Nel corso della residenza l’artista si è concentrata sulla stampa a contatto, approfondendo la tecnica della calotipia. Senza ricorrere alla macchina fotografica né alla camera oscura, dunque, ha sensibilizzato ed esposto alla luce naturale, in orari e condizioni atmosferiche differenti, alcuni fogli di carta cotone. Anche le fasi di fissaggio sono avvenute all’aperto, nelle acque del fiume Crati che scorrono in prossimità dei BoCS. Al termine di questo periodo di sperimentazione, Calò ha utilizzato lo stesso procedimento per realizzare un libro d’artista, da sempre tra i suoi mezzi d’elezione.
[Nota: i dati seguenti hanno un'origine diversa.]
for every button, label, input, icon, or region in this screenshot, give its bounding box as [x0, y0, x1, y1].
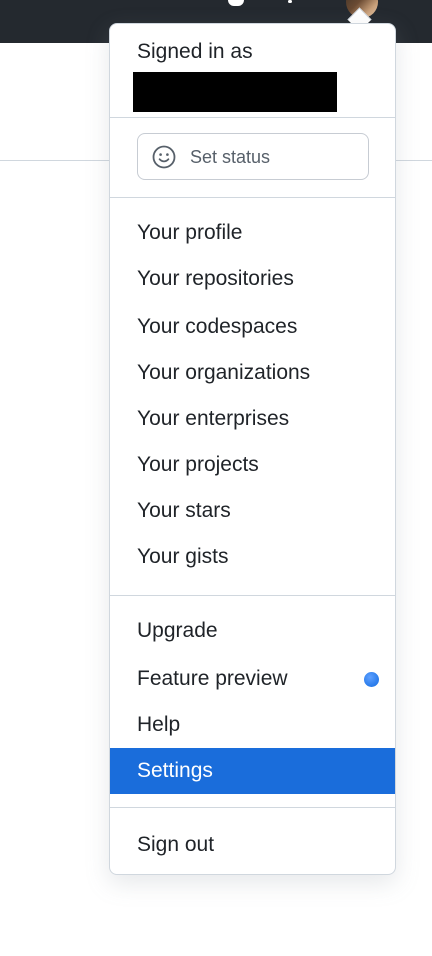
set-status-label: Set status [190, 147, 271, 167]
menu-item-codespaces[interactable]: Your codespaces [110, 304, 395, 350]
redacted-username [133, 72, 337, 112]
menu-item-settings[interactable]: Settings [110, 748, 395, 794]
set-status-button[interactable]: Set status [137, 133, 369, 180]
menu-item-profile[interactable]: Your profile [110, 210, 395, 256]
signed-in-label: Signed in as [137, 40, 253, 63]
smiley-icon [152, 145, 176, 169]
menu-item-sign-out[interactable]: Sign out [110, 822, 395, 868]
notification-bell-icon[interactable] [228, 0, 244, 6]
menu-separator [110, 807, 395, 808]
menu-item-gists[interactable]: Your gists [110, 534, 395, 580]
plus-menu-icon[interactable] [288, 0, 292, 3]
blue-dot-indicator [364, 672, 379, 687]
menu-item-feature-preview[interactable]: Feature preview [110, 656, 395, 702]
user-menu-dropdown: Signed in as Set status Your profile You… [109, 23, 396, 875]
menu-item-organizations[interactable]: Your organizations [110, 350, 395, 396]
menu-item-help[interactable]: Help [110, 702, 395, 748]
menu-separator [110, 197, 395, 198]
menu-item-repositories[interactable]: Your repositories [110, 256, 395, 302]
menu-separator [110, 595, 395, 596]
menu-item-upgrade[interactable]: Upgrade [110, 608, 395, 654]
menu-item-stars[interactable]: Your stars [110, 488, 395, 534]
feature-preview-label: Feature preview [137, 667, 288, 690]
menu-separator [110, 117, 395, 118]
menu-item-enterprises[interactable]: Your enterprises [110, 396, 395, 442]
menu-item-projects[interactable]: Your projects [110, 442, 395, 488]
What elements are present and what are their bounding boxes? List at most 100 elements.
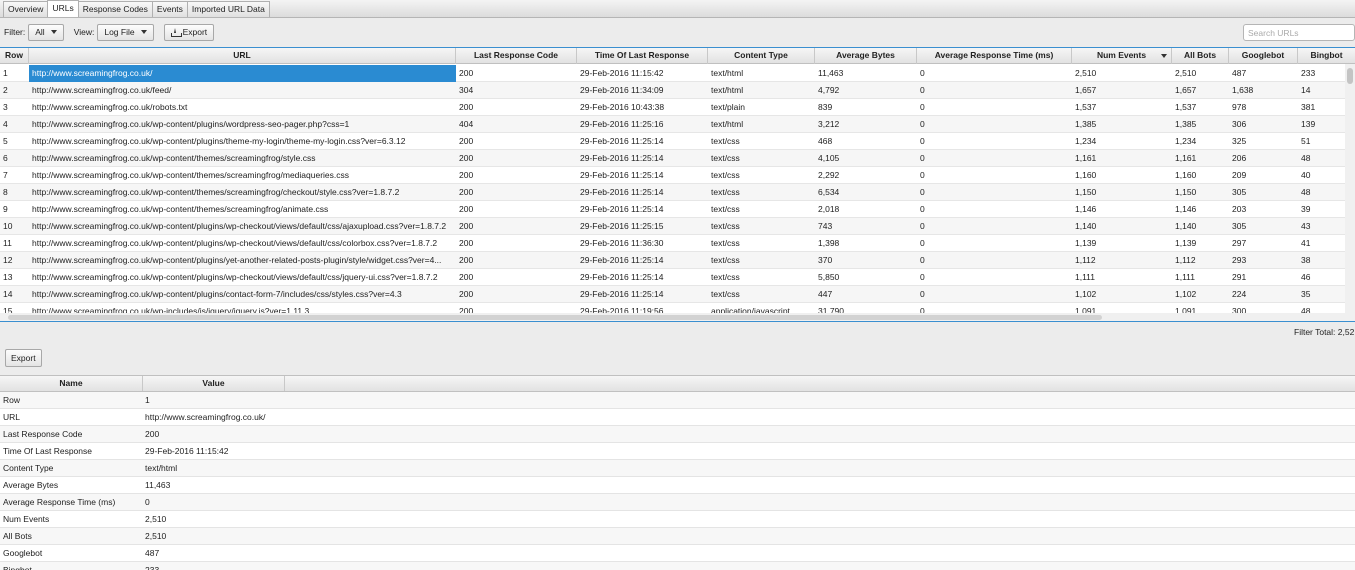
cell-row[interactable]: 15 xyxy=(0,303,29,313)
table-row[interactable]: 11 http://www.screamingfrog.co.uk/wp-cont… xyxy=(0,235,1355,252)
cell-googlebot[interactable]: 291 xyxy=(1229,269,1298,286)
cell-last-response-code[interactable]: 200 xyxy=(456,99,577,116)
cell-average-response-time[interactable]: 0 xyxy=(917,235,1072,252)
table-row[interactable]: 3 http://www.screamingfrog.co.uk/robots.t… xyxy=(0,99,1355,116)
cell-content-type[interactable]: text/css xyxy=(708,184,815,201)
cell-row[interactable]: 11 xyxy=(0,235,29,252)
cell-average-bytes[interactable]: 743 xyxy=(815,218,917,235)
cell-all-bots[interactable]: 1,657 xyxy=(1172,82,1229,99)
detail-row[interactable]: Bingbot 233 xyxy=(0,562,1355,570)
cell-row[interactable]: 3 xyxy=(0,99,29,116)
cell-all-bots[interactable]: 1,140 xyxy=(1172,218,1229,235)
cell-url[interactable]: http://www.screamingfrog.co.uk/feed/ xyxy=(29,82,456,99)
cell-last-response-code[interactable]: 200 xyxy=(456,184,577,201)
column-header-num-events[interactable]: Num Events xyxy=(1072,48,1172,64)
cell-average-bytes[interactable]: 31,790 xyxy=(815,303,917,313)
detail-row[interactable]: URL http://www.screamingfrog.co.uk/ xyxy=(0,409,1355,426)
cell-content-type[interactable]: text/css xyxy=(708,167,815,184)
table-row[interactable]: 9 http://www.screamingfrog.co.uk/wp-conte… xyxy=(0,201,1355,218)
cell-last-response-code[interactable]: 404 xyxy=(456,116,577,133)
cell-all-bots[interactable]: 1,111 xyxy=(1172,269,1229,286)
cell-all-bots[interactable]: 2,510 xyxy=(1172,65,1229,82)
table-row[interactable]: 15 http://www.screamingfrog.co.uk/wp-incl… xyxy=(0,303,1355,313)
column-header-last-response-code[interactable]: Last Response Code xyxy=(456,48,577,64)
cell-average-bytes[interactable]: 839 xyxy=(815,99,917,116)
cell-row[interactable]: 2 xyxy=(0,82,29,99)
table-row[interactable]: 13 http://www.screamingfrog.co.uk/wp-cont… xyxy=(0,269,1355,286)
cell-googlebot[interactable]: 293 xyxy=(1229,252,1298,269)
cell-num-events[interactable]: 1,140 xyxy=(1072,218,1172,235)
cell-googlebot[interactable]: 305 xyxy=(1229,218,1298,235)
cell-row[interactable]: 4 xyxy=(0,116,29,133)
scroll-thumb[interactable] xyxy=(8,315,1102,320)
cell-all-bots[interactable]: 1,139 xyxy=(1172,235,1229,252)
cell-last-response-code[interactable]: 200 xyxy=(456,252,577,269)
cell-url[interactable]: http://www.screamingfrog.co.uk/wp-conten… xyxy=(29,252,456,269)
cell-googlebot[interactable]: 203 xyxy=(1229,201,1298,218)
cell-row[interactable]: 1 xyxy=(0,65,29,82)
table-row[interactable]: 5 http://www.screamingfrog.co.uk/wp-conte… xyxy=(0,133,1355,150)
cell-average-bytes[interactable]: 11,463 xyxy=(815,65,917,82)
cell-last-response-code[interactable]: 200 xyxy=(456,167,577,184)
cell-googlebot[interactable]: 1,638 xyxy=(1229,82,1298,99)
detail-row[interactable]: Row 1 xyxy=(0,392,1355,409)
cell-googlebot[interactable]: 300 xyxy=(1229,303,1298,313)
scroll-thumb[interactable] xyxy=(1347,68,1353,84)
cell-content-type[interactable]: text/css xyxy=(708,286,815,303)
cell-all-bots[interactable]: 1,160 xyxy=(1172,167,1229,184)
column-header-time-of-last-response[interactable]: Time Of Last Response xyxy=(577,48,708,64)
cell-googlebot[interactable]: 306 xyxy=(1229,116,1298,133)
table-row[interactable]: 8 http://www.screamingfrog.co.uk/wp-conte… xyxy=(0,184,1355,201)
cell-average-response-time[interactable]: 0 xyxy=(917,184,1072,201)
cell-url[interactable]: http://www.screamingfrog.co.uk/ xyxy=(29,65,456,82)
cell-average-response-time[interactable]: 0 xyxy=(917,303,1072,313)
column-header-content-type[interactable]: Content Type xyxy=(708,48,815,64)
cell-num-events[interactable]: 1,385 xyxy=(1072,116,1172,133)
cell-average-response-time[interactable]: 0 xyxy=(917,82,1072,99)
detail-row[interactable]: Googlebot 487 xyxy=(0,545,1355,562)
filter-dropdown[interactable]: All xyxy=(28,23,64,41)
cell-num-events[interactable]: 1,150 xyxy=(1072,184,1172,201)
cell-all-bots[interactable]: 1,150 xyxy=(1172,184,1229,201)
cell-content-type[interactable]: text/html xyxy=(708,116,815,133)
table-row[interactable]: 7 http://www.screamingfrog.co.uk/wp-conte… xyxy=(0,167,1355,184)
cell-url[interactable]: http://www.screamingfrog.co.uk/wp-conten… xyxy=(29,269,456,286)
cell-average-bytes[interactable]: 1,398 xyxy=(815,235,917,252)
cell-average-bytes[interactable]: 2,018 xyxy=(815,201,917,218)
detail-column-name[interactable]: Name xyxy=(0,376,143,391)
column-header-average-bytes[interactable]: Average Bytes xyxy=(815,48,917,64)
cell-average-bytes[interactable]: 4,792 xyxy=(815,82,917,99)
cell-num-events[interactable]: 1,537 xyxy=(1072,99,1172,116)
detail-row[interactable]: Last Response Code 200 xyxy=(0,426,1355,443)
cell-time-of-last-response[interactable]: 29-Feb-2016 10:43:38 xyxy=(577,99,708,116)
cell-last-response-code[interactable]: 200 xyxy=(456,218,577,235)
cell-time-of-last-response[interactable]: 29-Feb-2016 11:25:14 xyxy=(577,201,708,218)
table-row[interactable]: 14 http://www.screamingfrog.co.uk/wp-cont… xyxy=(0,286,1355,303)
cell-average-response-time[interactable]: 0 xyxy=(917,99,1072,116)
cell-num-events[interactable]: 1,657 xyxy=(1072,82,1172,99)
cell-url[interactable]: http://www.screamingfrog.co.uk/wp-conten… xyxy=(29,167,456,184)
horizontal-scrollbar[interactable] xyxy=(0,313,1355,322)
cell-time-of-last-response[interactable]: 29-Feb-2016 11:19:56 xyxy=(577,303,708,313)
cell-num-events[interactable]: 1,139 xyxy=(1072,235,1172,252)
cell-time-of-last-response[interactable]: 29-Feb-2016 11:25:15 xyxy=(577,218,708,235)
cell-average-bytes[interactable]: 468 xyxy=(815,133,917,150)
cell-googlebot[interactable]: 206 xyxy=(1229,150,1298,167)
detail-row[interactable]: Average Bytes 11,463 xyxy=(0,477,1355,494)
cell-row[interactable]: 12 xyxy=(0,252,29,269)
cell-url[interactable]: http://www.screamingfrog.co.uk/wp-conten… xyxy=(29,218,456,235)
cell-row[interactable]: 5 xyxy=(0,133,29,150)
column-header-all-bots[interactable]: All Bots xyxy=(1172,48,1229,64)
cell-all-bots[interactable]: 1,234 xyxy=(1172,133,1229,150)
cell-time-of-last-response[interactable]: 29-Feb-2016 11:36:30 xyxy=(577,235,708,252)
cell-num-events[interactable]: 1,146 xyxy=(1072,201,1172,218)
cell-average-bytes[interactable]: 3,212 xyxy=(815,116,917,133)
cell-content-type[interactable]: text/css xyxy=(708,133,815,150)
cell-time-of-last-response[interactable]: 29-Feb-2016 11:25:14 xyxy=(577,269,708,286)
cell-time-of-last-response[interactable]: 29-Feb-2016 11:25:14 xyxy=(577,167,708,184)
tab-response-codes[interactable]: Response Codes xyxy=(77,1,153,17)
tab-urls[interactable]: URLs xyxy=(47,0,79,17)
cell-average-response-time[interactable]: 0 xyxy=(917,252,1072,269)
cell-googlebot[interactable]: 209 xyxy=(1229,167,1298,184)
cell-all-bots[interactable]: 1,091 xyxy=(1172,303,1229,313)
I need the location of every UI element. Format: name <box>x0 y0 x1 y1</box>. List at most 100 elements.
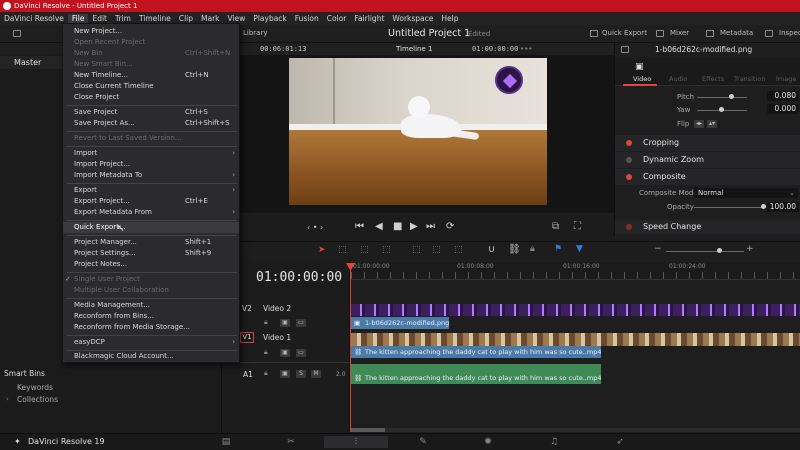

Hortus è un erbario stampato interamente a mano grazie al contatto diretto di fiori e foglie con carta da pane emulsionata. Le erbe spontanee sono state tutte raccolte nei dintorni dei BoCS e attentamente catalogate – dalla malva al finocchietto, dal tarassaco al trifoglio, dalle bacche di sambuco alle more, e così via.

Alessandra Calò
Alessandra Calò

Nasce da una “situazione di conflittualità” l’intervento site specific realizzato da Mattia Pajè durante la sua permanenza ai BoCS Art. Il confronto con il gruppo di artisti che ha partecipato alla residenza, il vincolo di produrre un’opera in un periodo di tempo limitato e, infine, l’impressione di doverne rendere conto alla città di Cosenza, che acquisirà i lavori, lo hanno spinto ad assumere un atteggiamento di difesa verso la sua pratica artistica.

Mattia Pajè
Mattia Pajè

Pajè ha quindi esposto sulla facciata del suo BoCS due grandi stampe, accostate per ricomporre il primo piano di un leopardo ruggente. Un’immagine ambigua – un’aggressione che diventa spettacolare e ammiccante nel formato e nei colori – con la quale ha cercato di delimitare e proteggere il suo spazio privato, celandone la vista. Nel farlo, ha intaccato l’architettura stessa di un edificio che, con le sue enormi vetrate aperte sulla strada, espone costantemente chi ne è ospite agli sguardi esterni. Per accrescere negli altri la percezione di un ostacolo, ha stabilito che in occasione del finissage anche la porta d’ingresso al suo studio dovesse restare chiusa. Soltanto avvicinandosi all’unica superficie di vetro non coperta dalle stampe si poteva leggere la sequenza di dieci cifre riprodotta sul lightbox installato all’interno. L’opera guarda alle teorie dello pseudo-scienziato russo Grigori Grabovoi, secondo il quale visualizzare mentalmente una sequenza di numeri, ciascuna associata a un particolare disturbo, sarebbe in grado di favorire il benessere psicofisico dell’uomo. Si può sempre raggiungere l’obiettivo, anche se una bestia feroce ti sbarra la strada.